The word “triage” for me brings up images from MASH re-runs; or memories of emergency room visits with nurses quickly deciding whether you are healthy Triage_Tag_Backenough to sit and suffer in the lobby for a few hours.

For years, triage in the database performance world meant a simple listing of the instances with critical alerts and a quick way to decide which problems were the worst on a given instance.    Most database performance tool vendors told the same story of years, of detecting problems before end users were affected  (preferably.)

But the world changed gradually as DBAs were challenged to “do more with less” and the ratio of systems monitored to DBAs to resolve issues rose.  With DBAs sometimes responsible for monitoring hundreds of instances, the problem is no longer about highlighting critical alerts or even diagnosing a single instance rapidly.  Now the problem is about rapidly assessing the relative health of all monitored instances and quickly figuring out which instance should be tackled first.

One good way to perform this triage task is to sort all instances based on a single score, a health index, that gives an indication of the relative health of that instance to other instances monitored.

What is the purpose?

The challenge is to represent hundreds of instances in a single screen while making it possible to visualize relative health.   The health index values range from 0 to 100 with 100 being the best score.  The DBA can visualize the relative health based on the shaded spectrum of colors, always sorted to place the worst instance in the top left corner.

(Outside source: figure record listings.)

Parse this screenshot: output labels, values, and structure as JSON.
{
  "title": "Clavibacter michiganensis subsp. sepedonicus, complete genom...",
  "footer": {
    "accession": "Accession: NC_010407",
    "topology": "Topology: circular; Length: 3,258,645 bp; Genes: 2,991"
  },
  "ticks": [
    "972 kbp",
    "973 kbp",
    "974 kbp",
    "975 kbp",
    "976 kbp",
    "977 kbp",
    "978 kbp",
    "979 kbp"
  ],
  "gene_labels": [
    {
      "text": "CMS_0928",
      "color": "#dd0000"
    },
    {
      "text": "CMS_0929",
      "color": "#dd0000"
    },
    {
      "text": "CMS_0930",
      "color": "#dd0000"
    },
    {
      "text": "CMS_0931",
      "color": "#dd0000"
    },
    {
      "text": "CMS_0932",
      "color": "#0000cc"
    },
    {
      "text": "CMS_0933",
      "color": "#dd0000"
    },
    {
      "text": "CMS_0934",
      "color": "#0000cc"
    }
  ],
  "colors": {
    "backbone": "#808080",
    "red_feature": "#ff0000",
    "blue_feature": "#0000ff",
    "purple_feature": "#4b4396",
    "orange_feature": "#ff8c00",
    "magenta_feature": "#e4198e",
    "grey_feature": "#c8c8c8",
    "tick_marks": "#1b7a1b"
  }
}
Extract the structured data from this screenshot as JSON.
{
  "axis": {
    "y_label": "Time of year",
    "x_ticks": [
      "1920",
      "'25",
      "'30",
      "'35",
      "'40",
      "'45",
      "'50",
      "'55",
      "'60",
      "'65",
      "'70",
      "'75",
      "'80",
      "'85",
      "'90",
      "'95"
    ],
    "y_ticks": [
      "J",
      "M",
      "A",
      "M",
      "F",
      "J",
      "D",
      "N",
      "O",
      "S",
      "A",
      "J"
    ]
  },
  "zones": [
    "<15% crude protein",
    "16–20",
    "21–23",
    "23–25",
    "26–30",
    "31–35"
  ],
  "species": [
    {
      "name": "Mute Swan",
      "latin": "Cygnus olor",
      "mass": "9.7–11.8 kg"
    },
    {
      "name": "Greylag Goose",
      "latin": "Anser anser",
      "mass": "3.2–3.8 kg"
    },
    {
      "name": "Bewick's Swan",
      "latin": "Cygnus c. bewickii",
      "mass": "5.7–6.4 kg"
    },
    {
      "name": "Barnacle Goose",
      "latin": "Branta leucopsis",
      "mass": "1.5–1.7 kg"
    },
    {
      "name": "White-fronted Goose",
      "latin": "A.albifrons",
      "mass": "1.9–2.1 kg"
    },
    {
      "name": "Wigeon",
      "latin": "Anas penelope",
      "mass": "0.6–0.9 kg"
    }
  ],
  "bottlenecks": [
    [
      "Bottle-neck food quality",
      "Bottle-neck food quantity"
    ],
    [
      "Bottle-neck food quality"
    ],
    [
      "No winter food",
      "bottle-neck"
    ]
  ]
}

The instance boxes are all the same size so the same display can be used to assess the overall health of all instances as well as the relative health between instances.  Heatmaps that use size to indicate poor health can be misleading to overall status of all instances as the majority of the environment gets reduced to a small blip.

2015-04-08_22-52-24

What does the health index mean?

The Diagnostic Manager health index is calculated with a score and adjusted or normalized as needed to represent relative health among monitored instances.  The default formula is 6 * Critical Alerts + 3* Warning Alerts + 1 * Informational Alerts.  This raw score is then normalized as needed so that the best instances have a score of 100% health.

Idera will be providing access to the relative factors for customers who want to tweak the formula based on their preferences.

Time to diagnose

Did you notice the little Diagnostic Manager icon in the summary instance view?  That little icon launches the DM Console in context to the instance identified.  And you are on your way to working through your triage queue one instance at a time!